Idempotency is non-negotiable for agents that write to external systems. Assign a stable task_id before any agent call begins. Before executing a step, check whether a successful result already exists in the state store. This makes your orchestrator safe to retry at the task level without duplicating side effects — essential when a partial workflow crashes and must be resumed.

For tasks that may partially succeed — five of eight subtasks complete before a failure — partial-result reconciliation is better than full retry. Store each step’s result atomically as it completes. On re-execution, skip any step with a successful result in the state store and only re-run the failed or missing steps. This pattern converts a full retry (cost: $n \cdot \bar{t} \cdot \bar{c}$ ) into an incremental retry (cost: proportional to the number of failed steps).

Putting It Together

These four patterns compose. In a production workflow: the router dispatches the input to the appropriate decomposer; the decomposer produces a plan (static or dynamic); the orchestrator executes the plan, writing results to a state store and summarizing periodically; and every agent call is wrapped with retry logic and fallback agents. The state store is the backbone — it makes the entire system resumable, observable, and idempotent.

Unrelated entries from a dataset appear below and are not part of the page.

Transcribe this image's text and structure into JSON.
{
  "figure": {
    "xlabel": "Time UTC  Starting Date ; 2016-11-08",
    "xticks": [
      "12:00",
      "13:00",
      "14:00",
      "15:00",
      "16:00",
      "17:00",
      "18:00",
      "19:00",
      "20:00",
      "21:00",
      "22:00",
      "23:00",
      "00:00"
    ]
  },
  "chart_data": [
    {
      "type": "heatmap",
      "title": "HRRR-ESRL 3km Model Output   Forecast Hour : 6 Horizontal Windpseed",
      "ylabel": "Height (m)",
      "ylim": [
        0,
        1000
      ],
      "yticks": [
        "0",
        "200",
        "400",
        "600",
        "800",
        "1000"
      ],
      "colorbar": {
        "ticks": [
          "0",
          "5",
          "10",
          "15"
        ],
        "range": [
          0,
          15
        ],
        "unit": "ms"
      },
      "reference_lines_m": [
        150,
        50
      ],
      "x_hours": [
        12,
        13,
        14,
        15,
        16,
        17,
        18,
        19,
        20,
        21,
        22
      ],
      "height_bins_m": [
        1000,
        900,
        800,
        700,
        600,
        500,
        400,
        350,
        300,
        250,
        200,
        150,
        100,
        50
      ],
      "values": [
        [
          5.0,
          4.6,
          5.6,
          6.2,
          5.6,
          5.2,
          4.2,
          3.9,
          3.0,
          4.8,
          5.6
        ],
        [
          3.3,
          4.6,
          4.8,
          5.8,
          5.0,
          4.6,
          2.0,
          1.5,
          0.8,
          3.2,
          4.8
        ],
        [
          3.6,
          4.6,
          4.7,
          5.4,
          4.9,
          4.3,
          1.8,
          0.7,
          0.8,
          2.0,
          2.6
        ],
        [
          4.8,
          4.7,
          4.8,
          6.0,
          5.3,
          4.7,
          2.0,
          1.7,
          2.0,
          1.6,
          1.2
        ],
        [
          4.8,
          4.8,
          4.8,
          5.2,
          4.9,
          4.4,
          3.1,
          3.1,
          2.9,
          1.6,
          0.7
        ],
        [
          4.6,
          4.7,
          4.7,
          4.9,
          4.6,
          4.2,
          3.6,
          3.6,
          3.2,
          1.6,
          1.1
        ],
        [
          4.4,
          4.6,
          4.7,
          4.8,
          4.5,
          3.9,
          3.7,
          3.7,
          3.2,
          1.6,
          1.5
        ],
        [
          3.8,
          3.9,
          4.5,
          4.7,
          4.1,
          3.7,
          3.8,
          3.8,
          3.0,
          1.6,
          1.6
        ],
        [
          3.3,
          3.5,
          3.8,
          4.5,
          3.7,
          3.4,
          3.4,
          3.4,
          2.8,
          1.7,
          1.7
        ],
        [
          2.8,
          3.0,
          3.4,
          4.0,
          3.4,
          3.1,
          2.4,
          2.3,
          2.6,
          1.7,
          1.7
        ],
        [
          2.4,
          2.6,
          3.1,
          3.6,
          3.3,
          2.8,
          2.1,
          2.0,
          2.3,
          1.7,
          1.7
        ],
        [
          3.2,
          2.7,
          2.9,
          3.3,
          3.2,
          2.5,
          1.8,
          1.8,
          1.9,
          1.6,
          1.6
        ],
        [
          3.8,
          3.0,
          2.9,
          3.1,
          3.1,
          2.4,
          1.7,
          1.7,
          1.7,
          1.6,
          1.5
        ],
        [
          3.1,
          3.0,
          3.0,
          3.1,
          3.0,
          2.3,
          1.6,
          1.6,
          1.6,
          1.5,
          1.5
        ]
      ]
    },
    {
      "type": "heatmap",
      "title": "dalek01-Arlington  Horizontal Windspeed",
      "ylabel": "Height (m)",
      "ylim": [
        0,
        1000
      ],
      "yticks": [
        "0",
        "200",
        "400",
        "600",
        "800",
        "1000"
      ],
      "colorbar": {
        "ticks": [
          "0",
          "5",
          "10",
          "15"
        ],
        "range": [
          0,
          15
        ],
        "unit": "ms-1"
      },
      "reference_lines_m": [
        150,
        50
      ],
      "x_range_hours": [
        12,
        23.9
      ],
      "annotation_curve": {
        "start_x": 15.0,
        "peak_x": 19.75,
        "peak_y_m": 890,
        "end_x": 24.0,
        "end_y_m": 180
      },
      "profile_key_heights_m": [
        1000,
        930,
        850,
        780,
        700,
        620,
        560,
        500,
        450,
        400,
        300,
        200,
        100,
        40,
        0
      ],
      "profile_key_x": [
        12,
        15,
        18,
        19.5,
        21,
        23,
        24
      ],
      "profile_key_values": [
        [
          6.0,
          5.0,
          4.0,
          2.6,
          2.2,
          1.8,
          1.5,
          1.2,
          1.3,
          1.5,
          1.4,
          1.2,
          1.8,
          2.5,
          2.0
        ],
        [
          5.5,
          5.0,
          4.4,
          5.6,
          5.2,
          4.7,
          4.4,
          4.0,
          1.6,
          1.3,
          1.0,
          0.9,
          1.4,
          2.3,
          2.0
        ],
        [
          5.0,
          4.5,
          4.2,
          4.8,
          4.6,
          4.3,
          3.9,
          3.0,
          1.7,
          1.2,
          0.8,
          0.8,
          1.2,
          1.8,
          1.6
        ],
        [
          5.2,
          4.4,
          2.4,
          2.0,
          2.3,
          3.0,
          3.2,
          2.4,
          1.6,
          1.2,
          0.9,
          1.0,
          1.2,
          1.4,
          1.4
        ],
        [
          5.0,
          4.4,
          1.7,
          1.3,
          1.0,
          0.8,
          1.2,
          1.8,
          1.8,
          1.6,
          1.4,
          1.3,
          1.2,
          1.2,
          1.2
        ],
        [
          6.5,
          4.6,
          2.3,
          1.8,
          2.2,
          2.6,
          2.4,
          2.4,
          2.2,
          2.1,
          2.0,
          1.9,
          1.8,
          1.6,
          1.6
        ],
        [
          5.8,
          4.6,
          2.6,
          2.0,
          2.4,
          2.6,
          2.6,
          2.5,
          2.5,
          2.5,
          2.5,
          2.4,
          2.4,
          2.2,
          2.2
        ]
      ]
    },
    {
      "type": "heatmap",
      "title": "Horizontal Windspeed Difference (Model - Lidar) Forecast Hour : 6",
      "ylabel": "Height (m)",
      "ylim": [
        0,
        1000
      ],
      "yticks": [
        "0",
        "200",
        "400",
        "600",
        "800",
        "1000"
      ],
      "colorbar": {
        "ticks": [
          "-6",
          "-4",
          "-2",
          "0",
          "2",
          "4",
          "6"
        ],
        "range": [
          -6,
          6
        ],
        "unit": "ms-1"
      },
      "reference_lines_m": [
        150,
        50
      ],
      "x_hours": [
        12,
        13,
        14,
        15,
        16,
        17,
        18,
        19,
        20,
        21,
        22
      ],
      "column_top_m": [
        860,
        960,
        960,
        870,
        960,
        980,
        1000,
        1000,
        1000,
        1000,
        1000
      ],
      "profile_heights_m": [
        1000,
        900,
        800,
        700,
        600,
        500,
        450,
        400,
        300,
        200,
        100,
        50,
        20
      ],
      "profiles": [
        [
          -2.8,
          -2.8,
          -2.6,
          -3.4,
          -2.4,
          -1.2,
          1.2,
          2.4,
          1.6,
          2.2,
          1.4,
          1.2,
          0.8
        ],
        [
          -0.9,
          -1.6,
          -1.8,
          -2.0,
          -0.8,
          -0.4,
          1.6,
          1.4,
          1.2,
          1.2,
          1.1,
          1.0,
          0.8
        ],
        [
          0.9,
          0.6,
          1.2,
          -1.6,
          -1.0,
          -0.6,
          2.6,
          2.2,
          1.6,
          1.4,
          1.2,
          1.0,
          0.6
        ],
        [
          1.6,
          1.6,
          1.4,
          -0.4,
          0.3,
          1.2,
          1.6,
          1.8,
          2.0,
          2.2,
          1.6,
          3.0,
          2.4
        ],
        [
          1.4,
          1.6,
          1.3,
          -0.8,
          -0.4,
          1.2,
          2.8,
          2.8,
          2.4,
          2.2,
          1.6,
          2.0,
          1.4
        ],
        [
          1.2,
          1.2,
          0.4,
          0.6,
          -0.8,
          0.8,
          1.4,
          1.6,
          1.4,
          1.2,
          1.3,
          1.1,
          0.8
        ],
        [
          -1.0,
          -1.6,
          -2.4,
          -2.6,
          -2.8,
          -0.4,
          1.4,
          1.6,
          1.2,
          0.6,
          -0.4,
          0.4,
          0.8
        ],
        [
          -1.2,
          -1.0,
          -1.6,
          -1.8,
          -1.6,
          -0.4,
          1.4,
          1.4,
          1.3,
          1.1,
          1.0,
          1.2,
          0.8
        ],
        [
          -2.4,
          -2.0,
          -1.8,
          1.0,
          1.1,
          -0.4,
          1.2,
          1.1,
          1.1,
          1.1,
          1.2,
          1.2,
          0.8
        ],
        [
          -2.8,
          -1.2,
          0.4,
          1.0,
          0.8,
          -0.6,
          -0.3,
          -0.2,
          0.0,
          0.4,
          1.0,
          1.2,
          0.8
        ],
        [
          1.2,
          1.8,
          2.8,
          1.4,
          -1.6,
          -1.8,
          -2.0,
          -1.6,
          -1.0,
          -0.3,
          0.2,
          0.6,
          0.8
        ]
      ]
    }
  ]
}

Order matters: routing and decomposition first, state management and failure recovery second. Implementing all four in parallel guarantees none work well. The hybrid router — rules for 80% of volume, LLM for the remaining 20% — costs less and fails more predictably than a pure LLM router. And the state store is not an infrastructure detail: it is what turns a prototype that crashes into a system that can resume, be observed, and be audited.